Until recently, crypto’s standing amongst money managers was largely as a fringe asset — volatile, speculative, and too unruly for the buttoned-down world of institutional investing. But that world is changing, fast.

- Vakul Talwar, general manager, Australia, Crypto.com

More institutions are waking up to the reality that crypto isn’t going away. New routes to ownership are emerging — offering more regulated ways to access Bitcoin, from ETFs to a growing number of licensed custodians, and institutional-grade OTC desks.

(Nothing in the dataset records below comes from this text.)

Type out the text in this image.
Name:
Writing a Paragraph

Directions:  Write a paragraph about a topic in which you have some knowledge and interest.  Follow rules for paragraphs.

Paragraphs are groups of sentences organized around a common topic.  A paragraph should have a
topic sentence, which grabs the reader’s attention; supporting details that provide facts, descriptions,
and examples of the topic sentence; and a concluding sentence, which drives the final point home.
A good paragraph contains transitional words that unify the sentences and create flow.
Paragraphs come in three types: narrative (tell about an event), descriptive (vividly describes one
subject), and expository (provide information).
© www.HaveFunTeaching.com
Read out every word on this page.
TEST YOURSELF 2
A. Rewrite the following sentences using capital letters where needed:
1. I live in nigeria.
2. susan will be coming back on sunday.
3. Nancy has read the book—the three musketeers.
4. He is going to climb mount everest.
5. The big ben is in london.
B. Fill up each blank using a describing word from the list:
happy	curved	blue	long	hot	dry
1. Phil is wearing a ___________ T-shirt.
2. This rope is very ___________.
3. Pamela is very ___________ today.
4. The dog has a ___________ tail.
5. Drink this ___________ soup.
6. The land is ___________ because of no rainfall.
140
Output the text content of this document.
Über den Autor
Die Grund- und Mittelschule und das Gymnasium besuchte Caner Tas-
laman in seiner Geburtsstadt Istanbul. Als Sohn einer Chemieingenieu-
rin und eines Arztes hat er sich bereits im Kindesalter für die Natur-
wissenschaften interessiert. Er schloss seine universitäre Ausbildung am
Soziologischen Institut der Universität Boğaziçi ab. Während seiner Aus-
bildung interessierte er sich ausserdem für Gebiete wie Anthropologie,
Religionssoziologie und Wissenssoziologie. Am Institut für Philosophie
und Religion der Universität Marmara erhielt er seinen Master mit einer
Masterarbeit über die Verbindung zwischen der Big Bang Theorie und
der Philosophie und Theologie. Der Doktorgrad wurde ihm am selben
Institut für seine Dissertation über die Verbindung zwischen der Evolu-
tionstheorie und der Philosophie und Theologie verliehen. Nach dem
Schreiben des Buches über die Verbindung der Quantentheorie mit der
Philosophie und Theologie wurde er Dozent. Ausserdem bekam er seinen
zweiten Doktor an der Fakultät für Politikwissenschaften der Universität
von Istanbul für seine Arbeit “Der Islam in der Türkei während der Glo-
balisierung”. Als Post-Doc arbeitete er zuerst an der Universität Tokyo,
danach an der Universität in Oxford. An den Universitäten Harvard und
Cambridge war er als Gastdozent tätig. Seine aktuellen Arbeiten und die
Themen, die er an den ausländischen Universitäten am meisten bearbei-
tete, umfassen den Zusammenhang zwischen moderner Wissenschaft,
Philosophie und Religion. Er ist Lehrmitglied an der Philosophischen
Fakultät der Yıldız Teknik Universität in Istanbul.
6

Some of the most risk-conscious stewards of capital in the world have recently come aboard. The first spot Bitcoin ETF was given the green light by the US regulator in January 2024, and major asset managers BlackRock, Vanguard, and Fidelity have entered the market since. Charles Schwab, arguably one of the most conservative names in wealth management, is now offering crypto services. Sovereign wealth funds in Switzerland and Abu Dhabi are exploring digital assets. In the US retirement market alone, crypto IRAs (individual retirement accounts) are forecast to hit US$100 billion in five years.

At Crypto.com, we’re in constant dialogue with investors, policymakers, and consumers across the globe, and it’s clear the next decade will see a surge in institutional allocation to crypto assets here in Australia. Regulation is catching up, both here and globally - and, perhaps most importantly, Australians themselves are increasingly seeking crypto within their portfolios.